My first encounter with a southern yellow-billed hornbill was a pleasant one. The bird was pointed out to me on my second day at Djuma. Jared, one of the tech team, drew my attention to one seated upon a tree. He said it would soon do a little dance and after a few moments of anticipation, the bird indeed broke into a dance. Bobbing itself up and down, it jerked to and fro across the branch. The ‘dance’ looked more like an aggressive series of squat exercises and combined with the bird’s funny looks (in particular its comically bug-eyed eyes and bright bill) made the creature look like a clown. I laughed and then turned away after it finished, having quite enjoyed the bird’s silly display.


The next encounter was not so pleasant. At approximately five in the morning, I was awoken by a hideous crash, which ripped me from my pleasant sleep. I looked around, the world slowly coming into focus. And what should I find? A hornbill, perched on the windowsill outside my room. It seemed the bird had slammed itself into the window with full force. It was unhurt, but when it noticed me it seemed to taunt me by pecking at the window. I shooed it and it flew away beneath the early morning sunlight.

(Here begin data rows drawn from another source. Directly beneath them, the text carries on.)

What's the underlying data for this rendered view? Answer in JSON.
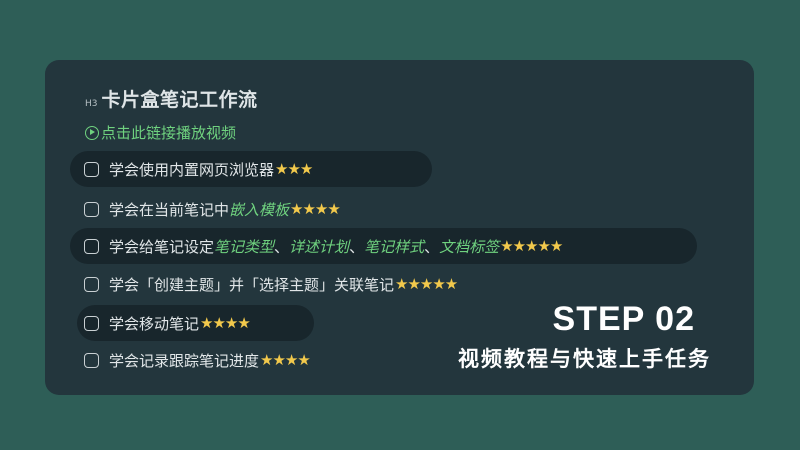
{
  "card": {
    "heading_tag": "H3",
    "title": "卡片盒笔记工作流",
    "video_link": "点击此链接播放视频"
  },
  "tasks": [
    {
      "parts": [
        "学会使用内置网页浏览器"
      ],
      "stars": "★★★",
      "highlighted": true
    },
    {
      "parts": [
        "学会在当前笔记中",
        "嵌入模板"
      ],
      "stars": "★★★★",
      "highlighted": false
    },
    {
      "parts": [
        "学会给笔记设定",
        "笔记类型",
        "、",
        "详述计划",
        "、",
        "笔记样式",
        "、",
        "文档标签"
      ],
      "stars": "★★★★★",
      "highlighted": true
    },
    {
      "parts": [
        "学会「创建主题」并「选择主题」关联笔记"
      ],
      "stars": "★★★★★",
      "highlighted": false
    },
    {
      "parts": [
        "学会移动笔记"
      ],
      "stars": "★★★★",
      "highlighted": true
    },
    {
      "parts": [
        "学会记录跟踪笔记进度"
      ],
      "stars": "★★★★",
      "highlighted": false
    }
  ],
  "overlay": {
    "step": "STEP 02",
    "subtitle": "视频教程与快速上手任务"
  },
  "colors": {
    "background": "#2e5e57",
    "card": "#23363d",
    "highlight": "#18262c",
    "accent_green": "#6fd27f",
    "star": "#f2c94c"
  }
}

This was an encounter that has repeated itself time and again since my arrival at Djuma camp. I’ll be sleeping or working in my room, when suddenly: WHACK! A hornbill slams itself into the window, peers at me for several moments, before flying off on its own accord or being shooed away. I confess I have a heightened sense of anxiety because of this during the day. It’s almost like the building anticipation for a horror movie. When will the shock come? Will it even come? Sometimes it does, sometime it doesn’t. But very often, I’m still awakened quite early in the morning to what sounds like a resounding, ear-splitting crash that turns out to be an angry hornbill determined to attack an intruder that is in fact its own reflection.

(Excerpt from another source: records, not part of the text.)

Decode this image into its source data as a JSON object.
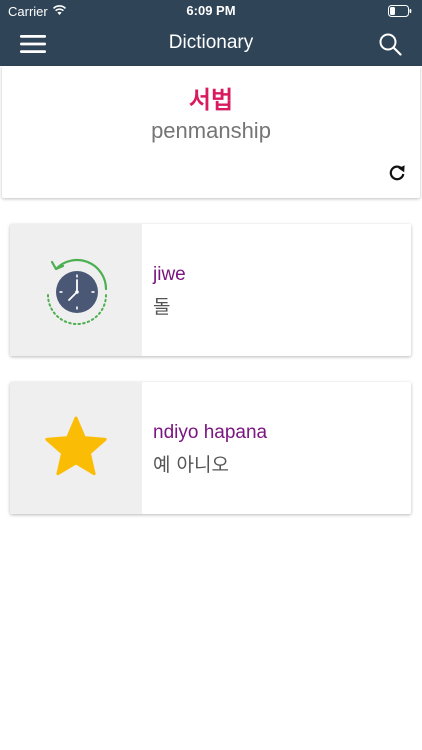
{
  "status_bar": {
    "carrier": "Carrier",
    "time": "6:09 PM",
    "wifi_icon": "wifi-icon",
    "battery_icon": "battery-icon"
  },
  "nav_bar": {
    "title": "Dictionary",
    "menu_icon": "hamburger-menu-icon",
    "search_icon": "search-icon",
    "background_color": "#2f4457"
  },
  "word_of_day": {
    "korean": "서법",
    "english": "penmanship",
    "refresh_icon": "refresh-icon",
    "korean_color": "#d81b60"
  },
  "cards": [
    {
      "icon": "history-clock-icon",
      "primary": "jiwe",
      "secondary": "돌"
    },
    {
      "icon": "star-icon",
      "primary": "ndiyo hapana",
      "secondary": "예 아니오"
    }
  ],
  "colors": {
    "primary_text": "#7b1680",
    "star": "#fbbc05",
    "clock_face": "#4a5876",
    "clock_arrow": "#4caf50"
  }
}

Due to this, the birds annoy me greatly but still, I can’t truly hate them. They’re living creatures and weren’t designed with the sole purpose of “smash into Jake’s window.” In addition this, repeated encounters with the hornbills also prompted me to research them, as I grew more curious of their behavior and lifestyle after being forced to take notice of them. I learned they are primarily foragers, feeding on spiders, insects, and small rodents. Their comically large beaks are actually a great way to differentiate between the sexes of the birds, with male hornbills being larger, on average, than the females. Their environments are semi-arid, with savannas and woodlands being their favored homes. I learned they are one of the most common birds in Africa, a frequent sight near urban areas. Despite their simplistic appearance, they are quite complex and prove essential to their native regions.

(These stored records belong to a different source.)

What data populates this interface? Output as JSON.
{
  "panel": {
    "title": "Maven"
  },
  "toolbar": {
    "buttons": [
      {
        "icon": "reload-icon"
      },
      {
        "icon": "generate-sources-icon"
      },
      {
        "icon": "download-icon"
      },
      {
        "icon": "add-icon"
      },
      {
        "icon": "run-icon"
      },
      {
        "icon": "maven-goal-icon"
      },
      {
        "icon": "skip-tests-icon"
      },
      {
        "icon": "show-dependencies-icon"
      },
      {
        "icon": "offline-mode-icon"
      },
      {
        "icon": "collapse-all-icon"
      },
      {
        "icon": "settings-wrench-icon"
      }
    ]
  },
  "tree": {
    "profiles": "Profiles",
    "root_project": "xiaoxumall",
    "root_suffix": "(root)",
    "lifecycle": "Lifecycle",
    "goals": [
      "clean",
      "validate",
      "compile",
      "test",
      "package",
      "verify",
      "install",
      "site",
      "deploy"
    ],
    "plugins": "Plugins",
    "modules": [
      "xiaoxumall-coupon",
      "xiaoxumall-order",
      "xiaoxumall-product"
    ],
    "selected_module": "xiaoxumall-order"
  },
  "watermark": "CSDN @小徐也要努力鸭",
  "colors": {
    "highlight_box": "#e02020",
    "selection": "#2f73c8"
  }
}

I now regard these birds as more than an annoyance. They are living creatures, with just as much of a role to play as the lion, the elephant, and the wildebeest. They may be comical and irritating but they deserve respect too, not just contempt for acting on instincts beyond their control.


I don’t hate these birds. Now I even look forward to their presence. And this morning, when one banged against my window, I didn’t shoo it away. Rather, I let it sit on the windowsill as long as it wanted and I confess, I rather enjoyed its company.